Monsieur Sarkozee, qui a été pendant des années l’Autorité française de contrôle de la Peste (aviaire), a critiqué l’importation imprudente de faisans africains. Cela a conduit, a-t-il expliqué, les oiseaux africains à acquérir des comportements de faisans européens. Résultat : les faisans africains en France ont des comportements de volaille gâtée, picorant, chahutant et gonflant leur plumage avec colère. “Ces volailles sont devenus des racailles. C’est pourquoi je suis venu étudier le faisan africain dans son environnement naturel. Ici, il se comporte comme au bon vieux temps, entouré par des génocides verts, des dicteurs chauds et des contrats pour des centrales nucléaires. Ici cette espèce, si différente de la nôtre, ne connaît que le recommencement du temps, toujours en rythme, et cela, pour moi aussi, c’est aussi un problème.
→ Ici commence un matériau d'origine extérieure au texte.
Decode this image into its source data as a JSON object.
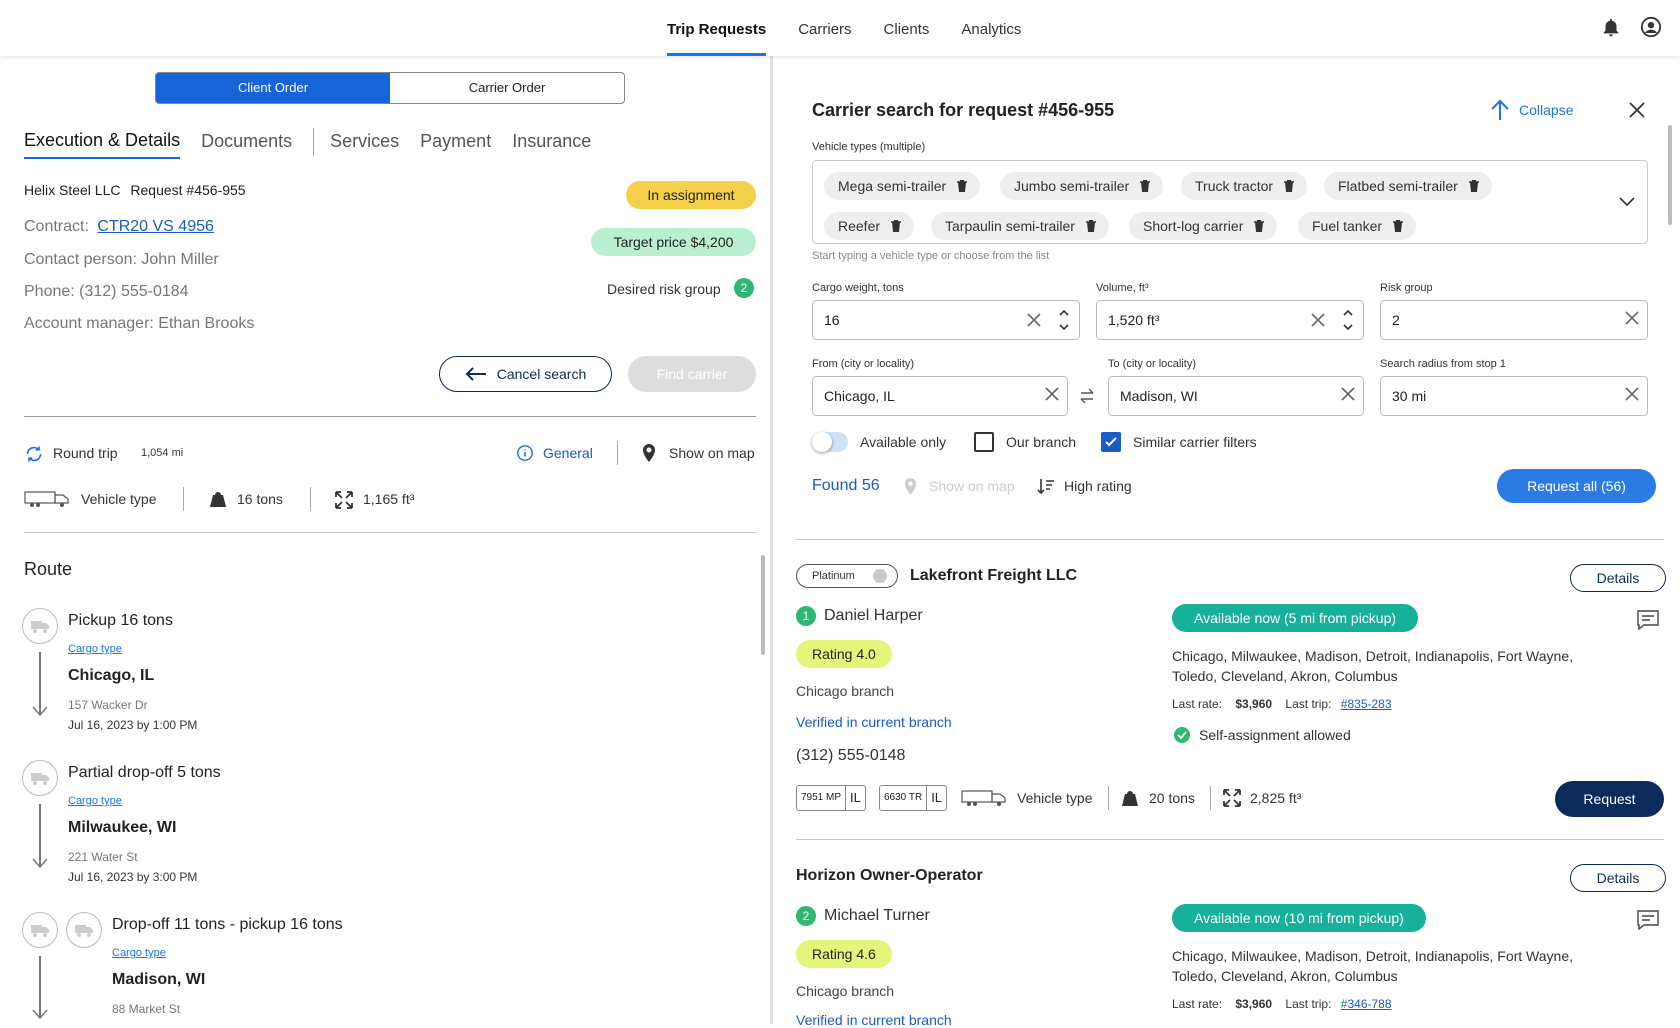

Dans un discours tenu devant l’élite des défenseurs de la gent faisandière, parmi lesquels Omar Bongo et Muammar Kadhafi, il a insisté sur la nécessité de créer un partenariat « euro-africain » pour préserver le faisan africain. Sarkozee a bien pris le soin de recourir à des mots simples pour expliquer son analyse complexe du problème des faisans africains. “Je veux parler en clichés simples et rythmés de l’Afrique, car je parle au faisan africain simple et rythmé. En travaillant avec les populations de faisans migrateurs en France, j’ai appris à communiquer de la manière appropriée. Ceci est la manière la plus diplomatique et charmante d’amener les faisans africains à me faire confiance.

A la question de savoir pourquoi il prétendait avoir découvert le faisan africain, alors que les Africains le connaissaient depuis longtemps, il a dit : “La France sera à vos côtés tel un ami inébranlable pour développer le faisan africain. Ceci est mon rôle. Je fais cela car je désire aider l’Afrique à se développer. Mes riches amis en France donneront un coup de main pour cela.

Certains analystes qualifient la nouvelle politique de protection de Sarkozee de revigorante. L’un d’eux déclare : “Il plaide pour une chasse de bonne volonté au faisan africain, au lieu de la chasse de la vieille école. Il a eu l’intelligence de s’allier à des éminents défenseurs du faisan africain tels le Professeur Omar Bongo, qui s’est spécialisé dans le recyclage des ressources pétrolières du Gabon au service du maintien du faisan africain dans sa condition immémoriale, à l’abri de l’influence polluante d’autres espèces.

Par ailleurs, la suggestion a été émise que le cri unique du faisan africain, un cri à la fois rythmé, répétitif et absurde - Ugga Ugga Ugga Ugga – pourrait faire un bon hymne pour le partenariat euro-africain.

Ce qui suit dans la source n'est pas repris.